OBJECTIFS ET DEROULEMENT DE LA JOURNEE
Lors de cette quatrième journée de travail, nous proposons de réfléchir aux questions relatives au genre et
à la sexualité dans les recherches en sciences humaines et sociales portant sur le cancer envisagé non pas
en tant qu’entité biologique mais en tant que construction sociale (Freidson, 1970). Les représentations
associées aux pathologies cancéreuses ont considérablement évolué depuis la fin du XIXe siècle (Pinell,
1992) et parmi elles, la perception de leur éventuel caractère genré. En effet, dans la première moitié du
XXe siècle, la relative accessibilité des cancers du sein et du col utérin (permettant aux médecins d’observer
différents stades de développement de ces tumeurs) ont contribué à créer une image du cancer comme
une maladie affectant principalement les femmes (Lowy, 2010). Bien qu’aujourd’hui cette image « genrée »
du cancer ne soit plus d’actualité, certaines localisations cancéreuses continuent d’être considérées comme
« masculines » ou « féminines » en fonction de leur localisation génitale et/ou de leur prévalence très
contrastée selon le sexe.
Dans le domaine de la recherche médicale, ces localisations apparaissent comme les plus pertinentes pour
aborder les effets du cancer sur la sexualité alors que d’autres cancers, moins fréquents et/ou non
directement liées au fonctionnement génital (tels que les cancers du poumon, les tumeurs du cerveau ou
les leucémies) font rarement l’objet d’enquêtes portant sur cette question (Giami, Moreau et Moulin,
2007). À partir d’une perspective de genre, les recherches en sciences humaines et sociales peuvent
proposer une autre approche, en dénaturalisant la différence des sexes et en mettant en lumière les
différentes conceptions de la sexualité portées par les soignants et par les profanes de la médecine ainsi
que la manière où elles rentrent en jeu dans la prévention, le dépistage ou la prise en charge des
pathologies cancéreuses et dans l’organisation que ces activités impliquent. Ce type d’approche permet
aussi de réfléchir aux effets du genre dans la relation d’enquête, à l’intersection avec d’autres
caractéristiques – tels que l’âge, la position sociale, l’appartenance ethnique – des chercheur(e)s et des
enquêté(e)s (Fournier, 2006).
Lors de cette journée d’étude nous proposons de réfléchir, d’une part, à la place que ces questions
occupent dans nos recherches – en tant que jeunes chercheur(e)s en sciences humaines et sociales - et aux
diverses manières de les aborder selon les problématiques et disciplines ; d’autre part, d’un point de vue
méthodologique, aux effets du genre sur la manière dont nous avons construit nos objets d’étude
respectifs et sur la relation que nous établissons avec nos enquêté(e)s et avec les autres chercheurs.

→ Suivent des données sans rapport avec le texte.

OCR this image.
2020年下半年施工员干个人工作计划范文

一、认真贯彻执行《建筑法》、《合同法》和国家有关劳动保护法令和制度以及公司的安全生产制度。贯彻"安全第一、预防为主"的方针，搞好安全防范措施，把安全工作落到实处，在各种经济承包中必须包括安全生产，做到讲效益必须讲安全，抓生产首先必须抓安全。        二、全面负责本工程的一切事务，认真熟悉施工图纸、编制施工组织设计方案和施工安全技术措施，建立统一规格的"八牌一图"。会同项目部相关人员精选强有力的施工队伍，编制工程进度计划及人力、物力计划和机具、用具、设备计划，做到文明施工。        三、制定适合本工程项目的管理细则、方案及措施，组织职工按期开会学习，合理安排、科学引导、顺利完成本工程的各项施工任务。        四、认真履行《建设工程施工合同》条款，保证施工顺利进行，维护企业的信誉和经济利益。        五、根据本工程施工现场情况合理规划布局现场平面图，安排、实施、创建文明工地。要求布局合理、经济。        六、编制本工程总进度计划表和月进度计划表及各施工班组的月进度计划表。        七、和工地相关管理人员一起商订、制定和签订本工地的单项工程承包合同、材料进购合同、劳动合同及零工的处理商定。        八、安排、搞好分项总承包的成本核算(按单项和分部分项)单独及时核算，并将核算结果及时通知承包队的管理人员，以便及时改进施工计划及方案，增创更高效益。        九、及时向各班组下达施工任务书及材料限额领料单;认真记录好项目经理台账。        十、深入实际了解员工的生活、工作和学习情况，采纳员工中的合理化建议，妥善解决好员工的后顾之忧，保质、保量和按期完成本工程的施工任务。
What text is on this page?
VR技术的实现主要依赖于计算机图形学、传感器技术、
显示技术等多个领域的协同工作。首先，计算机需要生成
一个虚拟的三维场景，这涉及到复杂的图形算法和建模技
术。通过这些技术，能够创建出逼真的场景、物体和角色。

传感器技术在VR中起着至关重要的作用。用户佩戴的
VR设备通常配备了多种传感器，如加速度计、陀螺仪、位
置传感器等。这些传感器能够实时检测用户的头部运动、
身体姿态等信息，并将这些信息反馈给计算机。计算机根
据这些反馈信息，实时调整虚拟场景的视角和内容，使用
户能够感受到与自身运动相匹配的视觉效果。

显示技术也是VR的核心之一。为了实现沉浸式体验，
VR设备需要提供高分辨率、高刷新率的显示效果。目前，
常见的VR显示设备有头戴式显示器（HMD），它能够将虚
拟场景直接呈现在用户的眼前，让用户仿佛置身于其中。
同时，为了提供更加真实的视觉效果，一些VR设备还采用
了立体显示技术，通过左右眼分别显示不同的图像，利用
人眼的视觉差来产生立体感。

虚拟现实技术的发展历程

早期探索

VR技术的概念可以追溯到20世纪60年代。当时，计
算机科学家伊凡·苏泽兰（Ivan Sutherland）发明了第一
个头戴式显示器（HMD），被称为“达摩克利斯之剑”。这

La journée sera organisée en deux temps:
- la matinée sera consacrée à une réflexion autour des notions de sexe, genre et sexualité à partir de quatre
présentations : d’abord, un point conceptuel sur ces notions, suivi de trois présentations de travaux
portant sur les représentations de la sexualité chez des soignant(e)s engagé(e)s dans la prise en charge du
cancer, d’une part et, d’autre part, sur des cancers conjugués au masculin (les tumeurs testiculaires) ou
féminin (cancers du sein et du col utérin).
- l’après-midi sera consacrée à une réflexion collective autour de trois questions :
1) comment le genre et à la sexualité sont (ou pourraient être) traitées dans nos travaux respectifs ; 2)
comment analyser les effets du genre (dans son intersection avec notre âge, position sociale, appartenance
ethnique, origine nationale…) dans la construction de notre objet d’étude et de notre problématique ainsi
que dans la relation d’enquête et 3) quelles sont les difficultés, les doutes, les interrogations de
chacun concernant ces questions.
La réussite de cette table ronde repose donc sur la participation active de chacun des participants,
impliquant une préparation préalable.
Références bibliographiques citées
Fournier P. (2006) Le sexe et l'âge de l'ethnographe: éclairants pour l'enquêté, contraignants pour l'enquêteur, Ethnographiques.org, n°11.
Freidson E. (1970) Profession of Medecine, New York, Harper and Row. Trad. (1984): La profession médicale, Paris, Payot: 369 pp.
Giami A., Moreau E., Moulin P. (2007) Les théories de la sexualité dans le champ du cancer: les savoirs infirmiers. Revue Francophone de Psycho-
Oncologie, 1 : pp. 1-5.
Löwy I. (2009) Preventive strikes: women, precancer, and prophylactic surgery, Baltimore, Johns Hopkins University Press: 328 pp.
Pinell P. (1992) Naissance d’un fléau. Histoire de la lutte contre le cancer en France (1890-1940), Paris, Metaillé, Coll. Leçons de choses : 366 pp.